Lieferantenmanagement in Transportnetzwerken der Automobilindustrie
Die Beschaffungslogistik der Automobilindustrie ist durch komplexe Transportnetzwerke mit einer Vielzahl beteiligter Lieferanten, Logistikdienstleister und Produktionsstandorten des Automobilherstellers (OEM) geprägt. Im betrachteten Gebietsspeditionskonzept können sich Verspätungen eines Lieferanten auf weitere Lieferanten auswirken und so die Versorgungssicherheit des OEM gefährden. Im Rahmen des Lieferantenmanagements wenden OEMs daher Methoden der Lieferantenentwicklung an, um Verbesserungsmaßnahmen bei den Lieferanten durchzuführen und somit die Verspätungen zu reduzieren. Es ist jedoch unklar, bei welchem Lieferanten welche Verbesserungsmaßnahme angewendet werden sollte, um die Performance des Transportnetzwerks insgesamt zu maximieren. Vor diesem Hintergrund lautet die Zielsetzung der Arbeit, einen Ansatz zur Entscheidungsunterstützung für die Lieferantenentwicklung zu entwickeln und zu validieren. Zentrale Anforderungen an den Ansatz stellen die Modellierung von Störungen und Wechselwirkungen im Transportnetzwerk, die Abbildung von Maßnahmen, die Bewertung des Maßnahmennutzens sowie die Erstellung eines optimalen Maßnahmenportfolios dar. Der entwickelte Ansatz besteht aus drei Stufen. In der ersten Stufe erfolgt eine Maßnahmendefinition. In der zweiten Stufe wird mit einer Monte Carlo Simulation für jede einzelne Maßnahmen-Lieferanten-Kombination der Einfluss auf die Verspätungskosten des gesamten Netzwerks ermittelt. Im dritten Schritt wird schließlich das optimale Maßnahmenportfolio unter Berücksichtigung des Budgets des OEM bestimmt. Die Validierung des Ansatzes erfolgt im Rahmen einer Fallstudie mit Daten des Volkswagen Konzerns. Im Vergleich mit einem Benchmark wird gezeigt, dass der neu entwickelte Ansatz bessere Ergebnisse erzielt. Aus der Analyse der Ergebnisse werden Handlungsempfehlungen für OEMs abgeleitet. So ist es vorteilhaft, bei begrenztem Budget des OEM viele Lieferanten im Transportnetzwerk mit günstigeren Maßnahmen zu entwickeln. Der erzielte Nutzen ist größer als bei der Entwicklung weniger Lieferanten mit teureren und dafür höher wirksamen Maßnahmen. Darüber hinaus kann gezeigt werden, dass der Einfluss des Frachtgewichts eines Lieferanten auf die Auswahlentscheidung nicht überschätzt werden darf. Weiterhin ist eine Betrachtung des Grenznutzens der zu wählenden Maßnahmen sinnvoll. Die Arbeit leistet damit einen Beitrag zur optimalen Allokation von Verbesserungsmaßnahmen in Transportnetzwerken der Automobilindustrie.
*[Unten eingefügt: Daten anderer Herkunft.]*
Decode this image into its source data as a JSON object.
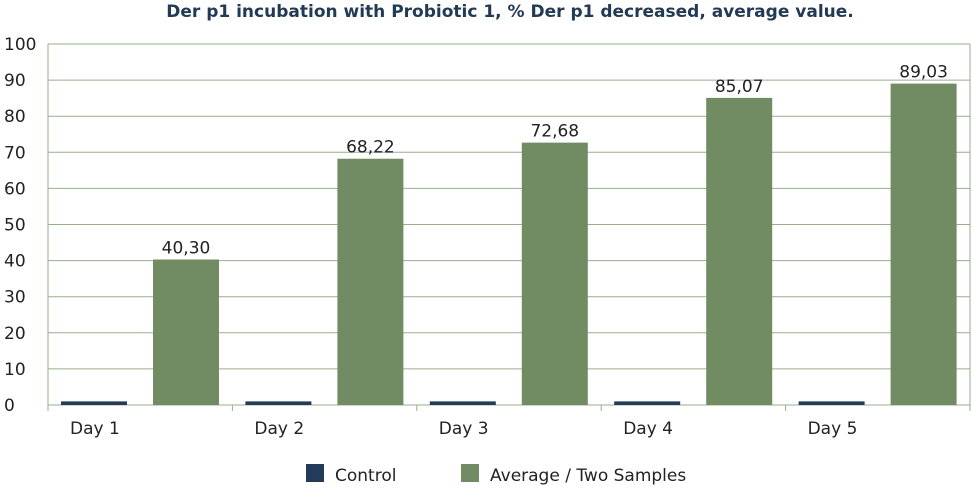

Procurement logistics in the automotive industry is characterised by complex transport networks with many suppliers, logistics service providers and production sites of the automotive manufacturer (OEM). In the area freight forwarding concept, delays by one supplier can affect other suppliers and thus risk the OEM's security of supply. As part of supplier management, OEMs therefore use supplier development methods to implement improvement measures with suppliers to reduce delays. However, it is unclear which improvement measure should be allocated to which supplier to maximise the overall performance of the transport network. Against this background, the objective of this thesis is to develop and validate a decision support approach for supplier development. Key requirements for the approach are the modelling of delays and interdependencies within the transport network, the parameterisation of measures, the evaluation of the benefits of measures, and the determination of an optimal portfolio of measures. The approach developed consists of three stages. In the first stage, the measures are defined. In the second stage, a Monte Carlo simulation is used to determine the influence on the delay costs of the entire network for each individual measure-supplier combination. In the third stage, the optimum portfolio of measures is determined, considering the OEM's budget. The approach is validated in a case study with data from the Volkswagen Group. A comparison with a benchmark shows that the newly developed approach achieves better results. Recommendations for action for OEMs are derived from analysing the results. It is advantageous to develop more suppliers in the transport network with less expensive measures if the OEM's budget is limited. The benefit achieved is greater than developing fewer suppliers with more expensive but also more effective measures. Furthermore, it can be shown that the influence of a supplier's freight weight on the selection decision should not be overestimated. Aside from that, it makes sense to consider the marginal benefit of the measures to be selected. The work thus contributes to the optimal allocation of improvement measures in transport networks in the automotive industry.